UIMA project logo
Running UIMA DUCC in a Cloud environment
Apache UIMA

Search the site

 DUCC in Clouds

Preliminary

This page collects information on running DUCC in Cloud environments.

It is preliminary, and is missing details. Nevertheless, it may have some potentially useful references and ideas. More will be added as it becomes available.

External Links

Considerations

NOTE: This information is from an email to the uima-dev list by one of the DUCC committers. In this email, they reference a "glusterfs" which is a shared file system cross mounted on various machines.

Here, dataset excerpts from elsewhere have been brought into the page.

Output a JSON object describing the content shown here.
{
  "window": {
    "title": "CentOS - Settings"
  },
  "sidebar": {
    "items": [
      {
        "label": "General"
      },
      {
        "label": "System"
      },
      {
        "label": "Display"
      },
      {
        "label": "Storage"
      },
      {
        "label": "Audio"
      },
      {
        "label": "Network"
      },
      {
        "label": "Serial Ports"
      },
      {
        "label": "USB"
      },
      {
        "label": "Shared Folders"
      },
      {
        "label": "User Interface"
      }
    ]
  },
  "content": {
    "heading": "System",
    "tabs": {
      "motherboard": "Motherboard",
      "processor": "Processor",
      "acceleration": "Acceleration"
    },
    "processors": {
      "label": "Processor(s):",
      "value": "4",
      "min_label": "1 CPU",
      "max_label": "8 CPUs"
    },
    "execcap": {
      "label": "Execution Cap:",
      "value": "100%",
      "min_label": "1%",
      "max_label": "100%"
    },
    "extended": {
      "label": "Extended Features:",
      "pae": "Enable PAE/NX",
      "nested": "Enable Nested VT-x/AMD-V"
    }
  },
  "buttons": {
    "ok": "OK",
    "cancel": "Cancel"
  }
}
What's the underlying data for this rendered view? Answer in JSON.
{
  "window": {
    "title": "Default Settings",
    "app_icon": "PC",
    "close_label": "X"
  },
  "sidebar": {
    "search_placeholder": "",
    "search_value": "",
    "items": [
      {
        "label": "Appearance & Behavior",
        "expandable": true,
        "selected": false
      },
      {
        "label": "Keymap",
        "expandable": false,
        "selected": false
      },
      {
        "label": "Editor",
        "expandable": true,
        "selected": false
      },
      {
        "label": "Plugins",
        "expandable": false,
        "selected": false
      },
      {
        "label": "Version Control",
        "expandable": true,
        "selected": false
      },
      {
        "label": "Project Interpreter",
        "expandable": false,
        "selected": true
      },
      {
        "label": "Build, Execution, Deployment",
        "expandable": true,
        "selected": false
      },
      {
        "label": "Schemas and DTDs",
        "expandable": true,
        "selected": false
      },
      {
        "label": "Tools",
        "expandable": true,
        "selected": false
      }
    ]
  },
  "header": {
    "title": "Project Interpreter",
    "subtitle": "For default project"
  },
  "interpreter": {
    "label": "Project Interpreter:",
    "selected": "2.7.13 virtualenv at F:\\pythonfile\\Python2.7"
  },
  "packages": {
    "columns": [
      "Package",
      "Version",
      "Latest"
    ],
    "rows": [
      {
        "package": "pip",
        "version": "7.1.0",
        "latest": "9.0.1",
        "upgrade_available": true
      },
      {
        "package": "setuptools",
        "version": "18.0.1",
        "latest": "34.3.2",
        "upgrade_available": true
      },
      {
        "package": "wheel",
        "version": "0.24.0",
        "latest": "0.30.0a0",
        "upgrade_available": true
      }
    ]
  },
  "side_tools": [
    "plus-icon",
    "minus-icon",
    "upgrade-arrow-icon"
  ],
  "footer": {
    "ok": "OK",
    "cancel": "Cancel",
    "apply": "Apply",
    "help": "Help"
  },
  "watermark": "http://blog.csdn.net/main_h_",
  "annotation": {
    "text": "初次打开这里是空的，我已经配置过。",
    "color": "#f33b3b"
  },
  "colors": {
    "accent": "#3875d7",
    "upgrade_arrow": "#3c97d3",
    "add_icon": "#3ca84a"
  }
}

This "shared file system" approach is the conventional way DUCC is configured, but it can be configured without a shared file system; see the DUCC docs.

We've been running DUCC in a cloud environment for almost a year now. The DUCC master and a glusterfs servers run on bare metal and all of the workstations and worker machines run on VMs. Cluster users add VMs to the cluster as needed. A job can be started on one more workers and then additional VMs dynamically added to which the job will automatically scale out to use. A common system image is maintained on all VM machines via an LDAP server and shared filesystem data. Users belong to groups and share machines allocated by members of the group.

A DUCC VM-image is used to automatically connect new VMs to the DUCC master and glusterfs. The DUCC master configuration may be updated anytime, for example to add new groups or even update master software. VMs automatically sync DUCC software and configuration each time they start their DUCC agent. The VM image supports three different machine types: a graphical workstation, a CPU worker and a GPU worker (used typically for deep learning training). DUCC spawns work on specified worker machine types and even specific machines. Workstations are optional as DUCC requests can be submitted from worker machines. Docker images are supported using Podman. Podman runs rootless and only allows access to all mounted file systems with user credentials.

In order to keep some level of data security, a group directory is only mounted on the VMs created by members of the group. Individual users maintain file permissions as desired, but, as anyone that creates a VM has root access, they could become any other user and access data from other group members.There is a self-service glusterfs webapp that is used to export group data to new VMs and manage quotas.

The VM-image builder and glusterfs webapp are not yet part of Apache DUCC.